Tenía que escapar. Y la oportunidad me la dio un policía recién llegado que se presentó diciendo “I speak English”. Lo hablaba muy mal, en realidad. Pero yo le dije lo contrario, y que era un tipo mucho mejor preparado que sus compañeros, un modelo de oficial, con quien estaba encantado de hablar porque él podia ayudarme a hacerles entender a los otros que me urgía irme para llegar a una cita en 15 minutos, con el embajador de México, quien me esperaba para ayudarme a cancelar mis tarjetas…
Fue un éxito más para el Servicio Exterior de mi país. No hay un solo diplomático mexicano en toda Asia Central y el más cercano estaba en Irán, a miles de kilómetros, pero estos detectives de caja de cereal no lo sabían y el truco funcionó.

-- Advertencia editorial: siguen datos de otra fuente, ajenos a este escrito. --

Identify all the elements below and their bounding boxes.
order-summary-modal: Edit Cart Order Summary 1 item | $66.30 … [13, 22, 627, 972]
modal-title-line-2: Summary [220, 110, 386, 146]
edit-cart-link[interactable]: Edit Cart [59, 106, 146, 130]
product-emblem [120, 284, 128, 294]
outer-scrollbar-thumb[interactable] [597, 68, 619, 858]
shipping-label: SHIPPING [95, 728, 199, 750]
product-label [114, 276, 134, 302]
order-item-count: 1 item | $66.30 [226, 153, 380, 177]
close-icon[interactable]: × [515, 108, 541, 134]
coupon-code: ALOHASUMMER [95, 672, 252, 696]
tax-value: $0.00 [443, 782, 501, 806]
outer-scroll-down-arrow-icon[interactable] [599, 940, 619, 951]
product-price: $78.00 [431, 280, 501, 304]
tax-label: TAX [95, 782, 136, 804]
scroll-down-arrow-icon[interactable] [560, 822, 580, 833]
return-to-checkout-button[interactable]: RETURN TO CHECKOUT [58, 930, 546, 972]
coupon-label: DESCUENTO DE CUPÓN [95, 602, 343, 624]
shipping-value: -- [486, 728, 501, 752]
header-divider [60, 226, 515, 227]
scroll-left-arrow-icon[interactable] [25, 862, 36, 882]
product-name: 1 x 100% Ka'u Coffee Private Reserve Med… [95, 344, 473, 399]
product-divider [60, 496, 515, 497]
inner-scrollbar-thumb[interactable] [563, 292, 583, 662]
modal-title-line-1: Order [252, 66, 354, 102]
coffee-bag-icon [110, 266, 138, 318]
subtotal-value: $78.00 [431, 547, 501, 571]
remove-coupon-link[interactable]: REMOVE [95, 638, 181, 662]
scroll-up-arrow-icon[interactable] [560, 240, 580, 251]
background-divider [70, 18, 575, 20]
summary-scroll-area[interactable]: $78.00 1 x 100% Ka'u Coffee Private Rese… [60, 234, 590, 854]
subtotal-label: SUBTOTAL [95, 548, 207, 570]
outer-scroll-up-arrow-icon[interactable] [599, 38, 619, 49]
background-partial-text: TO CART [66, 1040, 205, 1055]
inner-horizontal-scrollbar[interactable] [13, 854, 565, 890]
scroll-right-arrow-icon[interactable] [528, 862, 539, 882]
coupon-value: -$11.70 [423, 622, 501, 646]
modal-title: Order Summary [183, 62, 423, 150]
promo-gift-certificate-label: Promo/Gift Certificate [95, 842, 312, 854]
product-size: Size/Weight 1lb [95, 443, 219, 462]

Claro que no todos los policías de todos los países son un problema. En algunos lugares, les han podido explicar la relación turismo-ingresos-presupuesto con sus salarios y son serviciales y atentos. Además debo admitir que a veces, el prejuicio sí me gana. Como ese día en Kenia, cuando el agente preguntaba por mí. Como no escuchó mi débil “yo”, tuve que sacar la cabeza por la ventana. El tipo se veía muy, muy serio. Pero cambió en un instante: su rostro oscuro se pobló de dientes blancos en una gran sonrisa, tomó mi mano con entusiasmo y dijo: “¡Nunca había visto a un mexicano! ¡Es un placer conocerte!”
Me mostró entonces su cartera: donde otros atesoran una foto de la novia o la hija, él guardaba la de Hugo Sánchez.